We were shown footage of officers using tear gas against those boys in solitary confinement; we hear the begging of a very distressed boy yelling out ‘how long have I been here’? The guards are heard laughing at the boys. After the tear gas was sprayed into the area the boys were taken outside in shackles and hosed off with water and hear one boy saying ‘not in my mouth’ because he couldn’t breathe.
One kid had been in Don Dale since the age of 10. He was told by a guard that he’d be put in a cell with a rapist if he didn’t keep in line.
We see images of a boy being stripped naked and held down in a detention facility in Alice Springs. Later there is more footage of him again in isolation and again being stripped naked; being held in a hog tie with the guard’s full weight on his back. The images are so disturbing especially seeing three powerful adults stripping naked a young boy while they hold him down. God knows what was going through his mind at that moment.
The guards would get other kids to throw hot water and spit at him. This same kid in yet another incident is seen literally thrown across the room in a most violent manner.
And the list of brutalities go on, not in Abu Ghraib or some other third-world country ages ago, but here in Australia right now.
What is the moral of the story? I think the words of Sue Oliver, the judge who spoke out, really encapsulates it. ‘Kids can do really bad things but the idea a young person is a bad person is a misplaced view. They are very damaged people.’

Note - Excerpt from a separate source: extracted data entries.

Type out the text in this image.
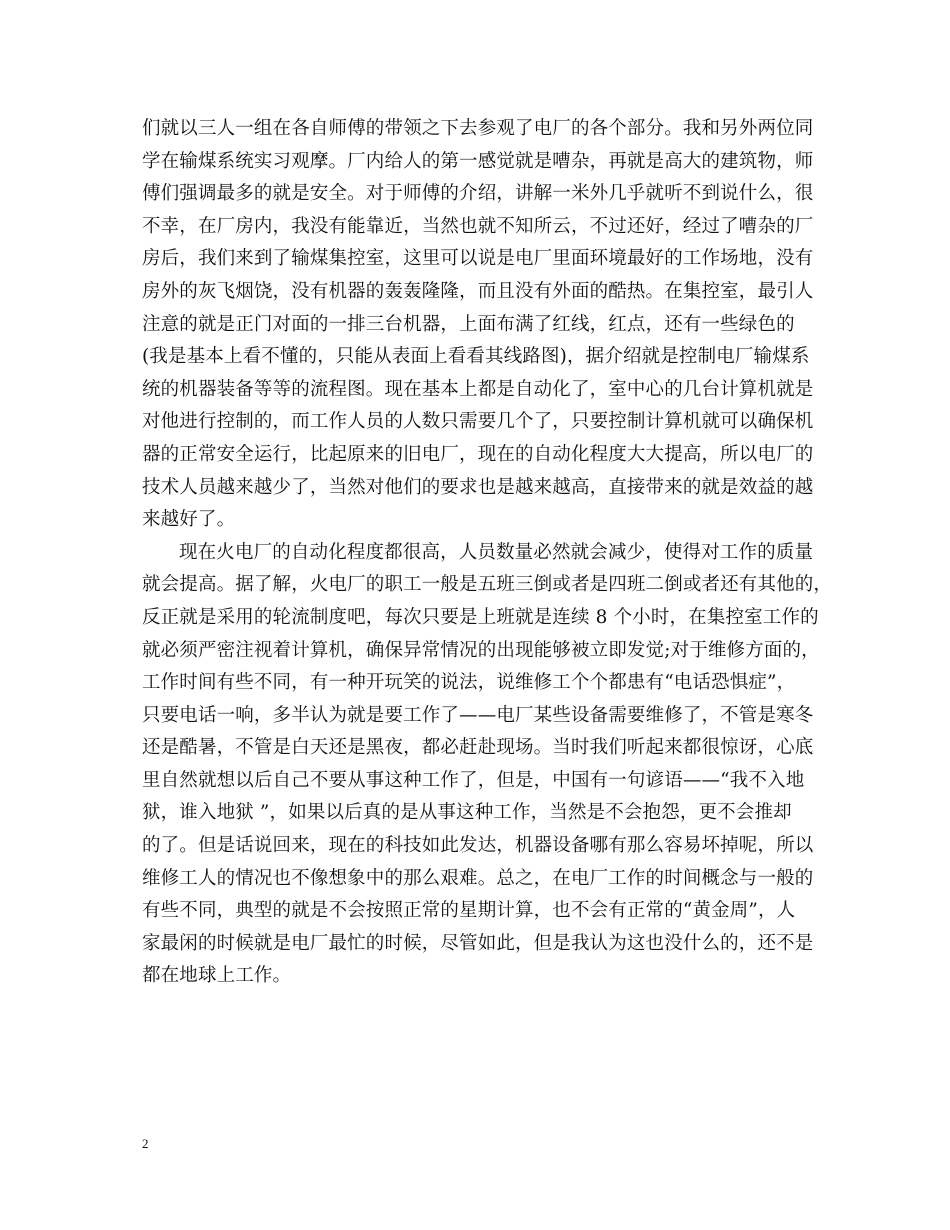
们就以三人一组在各自师傅的带领之下去参观了电厂的各个部分。我和另外两位同
学在输煤系统实习观摩。厂内给人的第一感觉就是嘈杂，再就是高大的建筑物，师
傅们强调最多的就是安全。对于师傅的介绍，讲解一米外几乎就听不到说什么，很
不幸，在厂房内，我没有能靠近，当然也就不知所云，不过还好，经过了嘈杂的厂
房后，我们来到了输煤集控室，这里可以说是电厂里面环境最好的工作场地，没有
房外的灰飞烟饶，没有机器的轰轰隆隆，而且没有外面的酷热。在集控室，最引人
注意的就是正门对面的一排三台机器，上面布满了红线，红点，还有一些绿色的
(我是基本上看不懂的，只能从表面上看看其线路图)，据介绍就是控制电厂输煤系
统的机器装备等等的流程图。现在基本上都是自动化了，室中心的几台计算机就是
对他进行控制的，而工作人员的人数只需要几个了，只要控制计算机就可以确保机
器的正常安全运行，比起原来的旧电厂，现在的自动化程度大大提高，所以电厂的
技术人员越来越少了，当然对他们的要求也是越来越高，直接带来的就是效益的越
来越好了。
现在火电厂的自动化程度都很高，人员数量必然就会减少，使得对工作的质量
就会提高。据了解，火电厂的职工一般是五班三倒或者是四班二倒或者还有其他的，
反正就是采用的轮流制度吧，每次只要是上班就是连续 8 个小时，在集控室工作的
就必须严密注视着计算机，确保异常情况的出现能够被立即发觉;对于维修方面的，
工作时间有些不同，有一种开玩笑的说法，说维修工个个都患有“电话恐惧症”，
只要电话一响，多半认为就是要工作了——电厂某些设备需要维修了，不管是寒冬
还是酷暑，不管是白天还是黑夜，都必赶赴现场。当时我们听起来都很惊讶，心底
里自然就想以后自己不要从事这种工作了，但是，中国有一句谚语——“我不入地
狱，谁入地狱 ”，如果以后真的是从事这种工作，当然是不会抱怨，更不会推却
的了。但是话说回来，现在的科技如此发达，机器设备哪有那么容易坏掉呢，所以
维修工人的情况也不像想象中的那么艰难。总之，在电厂工作的时间概念与一般的
有些不同，典型的就是不会按照正常的星期计算，也不会有正常的“黄金周”，人
家最闲的时候就是电厂最忙的时候，尽管如此，但是我认为这也没什么的，还不是
都在地球上工作。
2
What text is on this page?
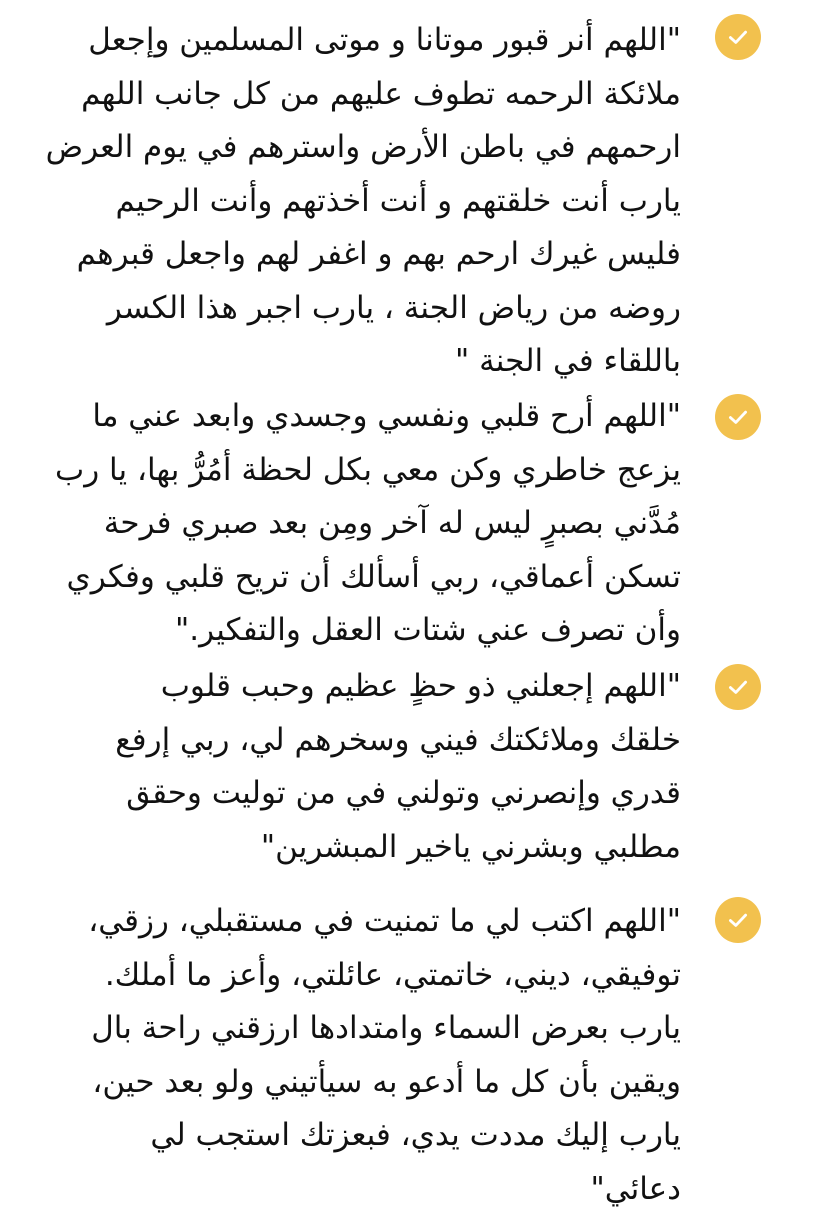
"اللهم أنر قبور موتانا و موتى المسلمين وإجعل
ملائكة الرحمه تطوف عليهم من كل جانب اللهم
ارحمهم في باطن الأرض واسترهم في يوم العرض
يارب أنت خلقتهم و أنت أخذتهم وأنت الرحيم
فليس غيرك ارحم بهم و اغفر لهم واجعل قبرهم
روضه من رياض الجنة ، يارب اجبر هذا الكسر
باللقاء في الجنة "
"اللهم أرح قلبي ونفسي وجسدي وابعد عني ما
يزعج خاطري وكن معي بكل لحظة أمُرُّ بها، يا رب
مُدَّني بصبرٍ ليس له آخر ومِن بعد صبري فرحة
تسكن أعماقي، ربي أسألك أن تريح قلبي وفكري
وأن تصرف عني شتات العقل والتفكير."
"اللهم إجعلني ذو حظٍ عظيم وحبب قلوب
خلقك وملائكتك فيني وسخرهم لي، ربي إرفع
قدري وإنصرني وتولني في من توليت وحقق
مطلبي وبشرني ياخير المبشرين"
"اللهم اكتب لي ما تمنيت في مستقبلي، رزقي،
توفيقي، ديني، خاتمتي، عائلتي، وأعز ما أملك.
يارب بعرض السماء وامتدادها ارزقني راحة بال
ويقين بأن كل ما أدعو به سيأتيني ولو بعد حين،
يارب إليك مددت يدي، فبعزتك استجب لي
دعائي"
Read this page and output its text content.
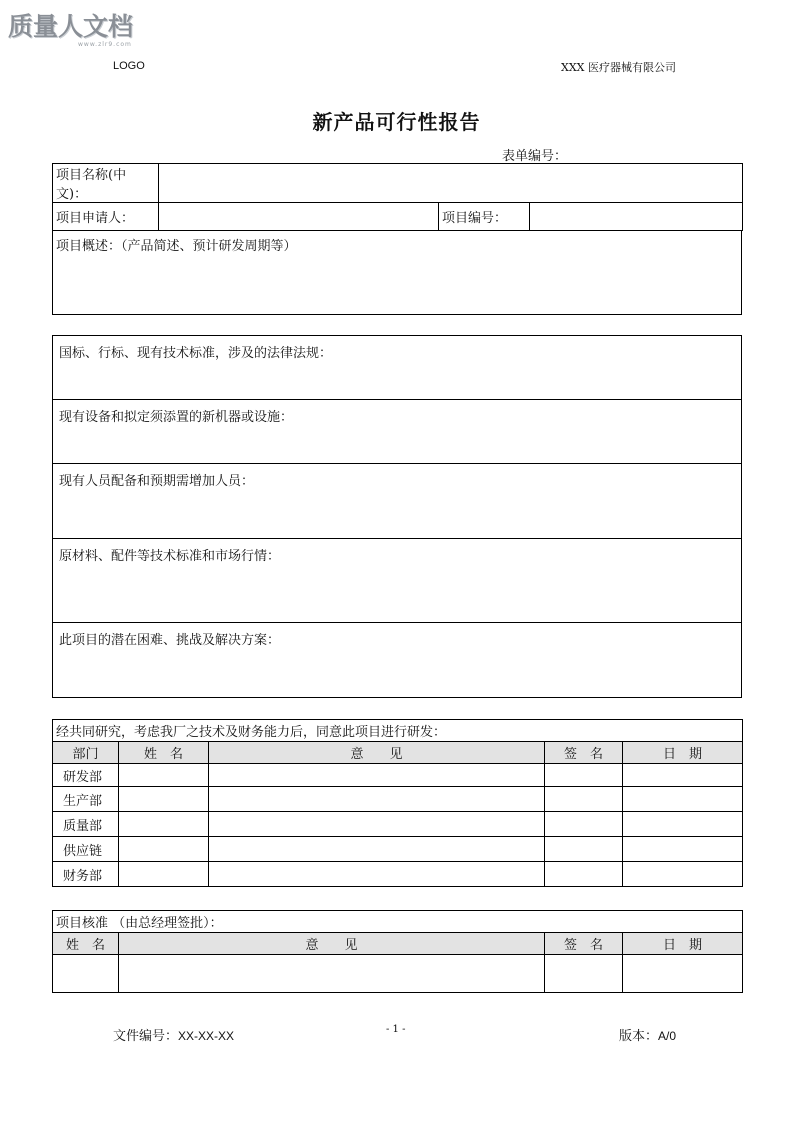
质量人文档
www.zlr9.com
LOGO	XXX 医疗器械有限公司
新产品可行性报告
表单编号：
项目名称(中文)：			
项目申请人：		项目编号：	
项目概述：（产品简述、预计研发周期等）
国标、行标、现有技术标准，涉及的法律法规：
现有设备和拟定须添置的新机器或设施：
现有人员配备和预期需增加人员：
原材料、配件等技术标准和市场行情：
此项目的潜在困难、挑战及解决方案：
经共同研究，考虑我厂之技术及财务能力后，同意此项目进行研发：				
部门	姓　名	意　　见	签　名	日　期
研发部				
生产部				
质量部				
供应链				
财务部				
项目核准 （由总经理签批）：			
姓　名	意　　见	签　名	日　期

文件编号：XX-XX-XX	- 1 -	版本：A/0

Since I’m not a judge I feel free to express myself slightly less respectfully. The idea that kids are bad and need to be tortured psychologically and physically to retrain them to behave ‘good’, is a most primitive, savage, and brutal, understanding of human beings in general and kids in particular.
Crime should never result in punishment for retribution’s sake. That is what backward societies do. It should be about rehabilitation always, and until that point is reached, simply removing the threat posed to society.
I recently heard a lawyer who had over 20 years’ experience with death row inmates in America saying, ‘show me a death row inmate and I will write his biography. In overwhelming majority I will be right on the money.’ The point is, kids, and later adults, turn to wayward destructive behaviours because of the dysfunction and lack of loving nurture they experience in their formative years.
With children especially, if the system took them in, and rather than abuse them thereby adding so much trauma to their already damaged souls, provided a safe, clean, violence-free, environment with education opportunities, there is no doubt that the results would be so much more positive.
But for that to happen there needs to be a spiritual growth on the part of the NT government and law enforcement community. Thankfully, we have already seen actions against the minister involved and Malcolm Turnbull has announced a Royal Commission into mistreatment of children in detention in the Northern Territory.
For the good decent folk of the Australian community let the documentary be our ‘daughters of Tzlafchad’ episode. Let this awaken our deepest feelings of disgust and revulsion at such primitive behaviour which causes so much anguish to defenceless kids. And let us grow through this by recalibrating our moral compasses to respond with profound empathy for troubled kids rather than letting loose our inner caveman with animal instincts.
May we speedily in our day see an absolute end to brutality of children. We can’t control everywhere, but in our communities, in our detention centres, we absolutely can. We can and we must!